Forget religion. Forget politics. I have found that one of the more polarizing topics among travelers is red-eye flights. People either love them or hate them. It’s rare to find a person who is ambivalent on the issue.
On one hand, they’re torture. Packed into tight quarters with complete strangers, crying babies, and startling cockpit announcements. The not-quite-sleep that most humans experience sitting up for hours at a time leave most weary travelers stumbling off the plane dazed and confused.

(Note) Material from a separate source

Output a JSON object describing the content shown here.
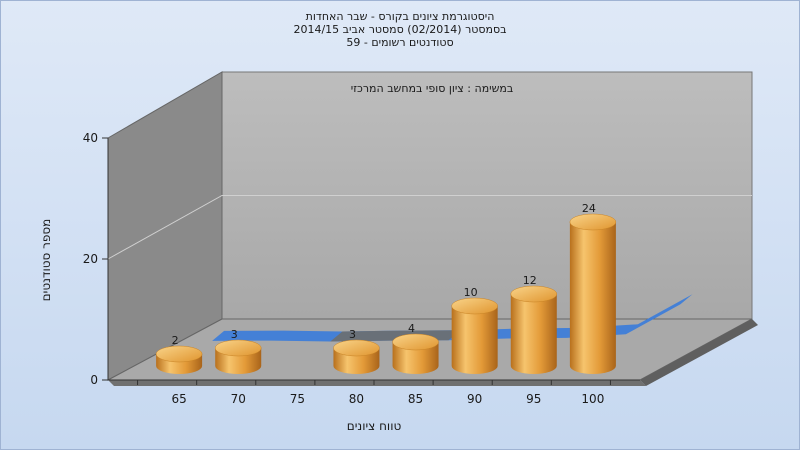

Still, the allure of red-eyes is sometimes hard to resist. For traveling executives, late-night departures offer the ultimate multitasking scenario. You can finish a full business day, grab a real dinner (as opposed to faux airport food), launch some emails in the club lounge, and then take a snooze while a team of trained flight professionals safely guide you toward your destination.
I both love and hate overnight flights. I do my best to avoid them but sometimes they make the most sense. In fact, I’m writing this blog at 12:02 a.m. PST/3:02 a.m. EST, somewhere over Oklahoma, according the the flight tracker on my airline app.

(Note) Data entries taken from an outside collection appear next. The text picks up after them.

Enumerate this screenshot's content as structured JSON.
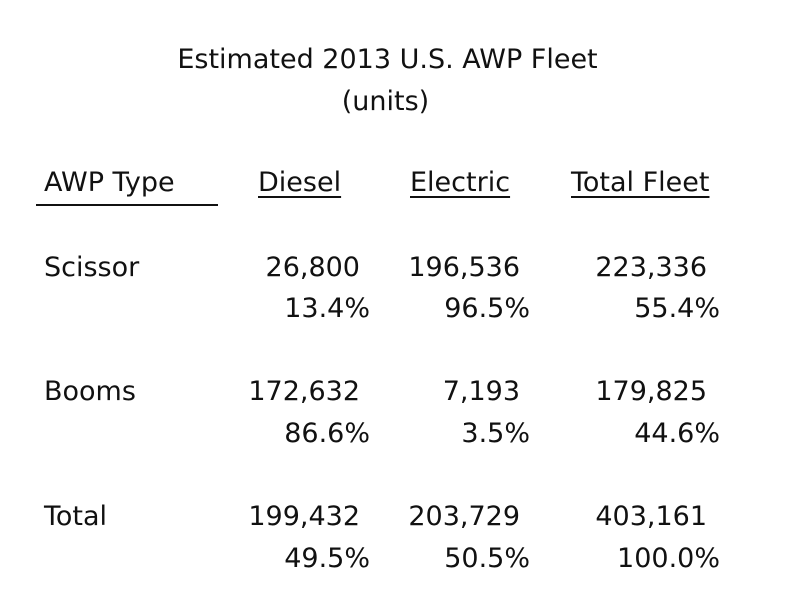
{
  "title": {
    "line1": "Estimated 2013 U.S. AWP Fleet",
    "line2": "(units)"
  },
  "headers": {
    "type": "AWP Type",
    "diesel": "Diesel",
    "electric": "Electric",
    "total": "Total Fleet"
  },
  "rows": [
    {
      "label": "Scissor",
      "diesel": "26,800",
      "diesel_pct": "13.4%",
      "electric": "196,536",
      "electric_pct": "96.5%",
      "total": "223,336",
      "total_pct": "55.4%"
    },
    {
      "label": "Booms",
      "diesel": "172,632",
      "diesel_pct": "86.6%",
      "electric": "7,193",
      "electric_pct": "3.5%",
      "total": "179,825",
      "total_pct": "44.6%"
    },
    {
      "label": "Total",
      "diesel": "199,432",
      "diesel_pct": "49.5%",
      "electric": "203,729",
      "electric_pct": "50.5%",
      "total": "403,161",
      "total_pct": "100.0%"
    }
  ]
}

If I’m going to commit to a red-eye, there’s a few rules of thumb I follow in order to minimize the discomfort of the process:
- I make sure I have enough points to upgrade to First Class for that portion of the itinerary. It’s worth the investment for a bit more elbow room.
- I make sure I pack a casual outfit. Sleeping in a suit and heels is not ideal.

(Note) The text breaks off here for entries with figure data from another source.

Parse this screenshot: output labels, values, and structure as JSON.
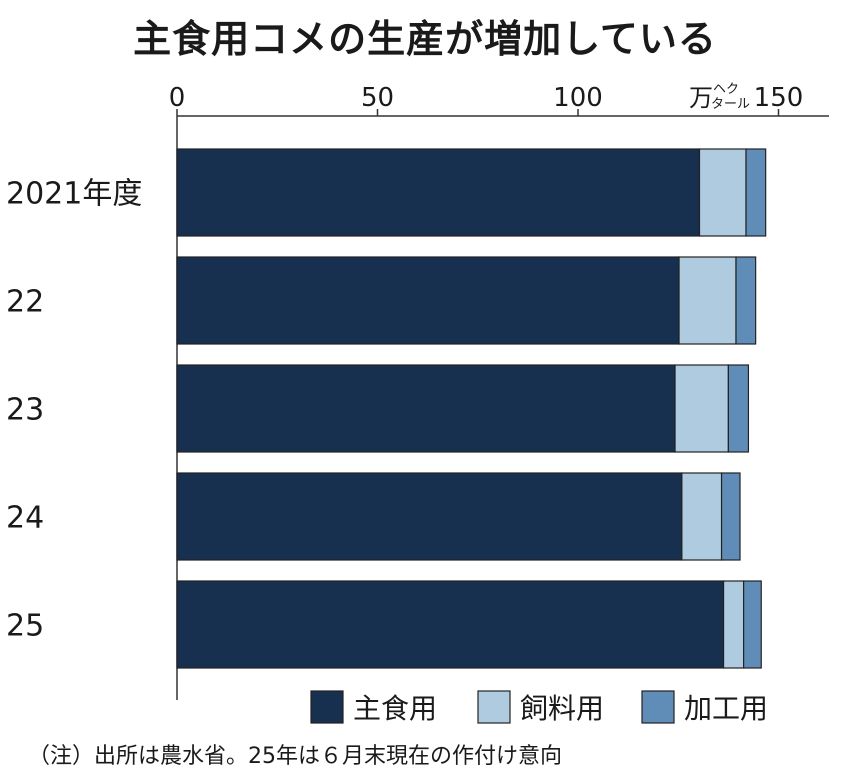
{
  "chart_data": {
    "type": "bar",
    "orientation": "horizontal",
    "stacked": true,
    "title": "主食用コメの生産が増加している",
    "unit": "万ヘクタール",
    "unit_main": "万",
    "unit_small_top": "ヘク",
    "unit_small_bottom": "タール",
    "categories": [
      "2021年度",
      "22",
      "23",
      "24",
      "25"
    ],
    "series": [
      {
        "name": "主食用",
        "color": "#17304f",
        "values": [
          130.3,
          125.2,
          124.2,
          125.9,
          136.3
        ]
      },
      {
        "name": "飼料用",
        "color": "#aecbe0",
        "values": [
          11.6,
          14.2,
          13.3,
          9.9,
          5.0
        ]
      },
      {
        "name": "加工用",
        "color": "#5f8db8",
        "values": [
          4.9,
          4.9,
          5.0,
          4.6,
          4.4
        ]
      }
    ],
    "xlim": [
      0,
      162
    ],
    "xticks": [
      0,
      50,
      100,
      150
    ],
    "xtick_labels": [
      "0",
      "50",
      "100",
      "150"
    ],
    "grid": false,
    "legend_position": "bottom-right"
  },
  "note": "（注）出所は農水省。25年は６月末現在の作付け意向"
}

- Water, earbuds, and MINTS.
- In my younger years, I’d hop off a red-eye in Dulles and head to the office or schedule meetings as soon as I get through customs in London. I no longer have that much faith in my tired brain’s abilities. Block your schedule, take a nap and a shower, and prioritize moving swiftly back into human mode.
And if you happen to stir at the right time, it’s pretty stunning to see the sun rise or set from the sky. The colors just feel a bit different up there, don’t they?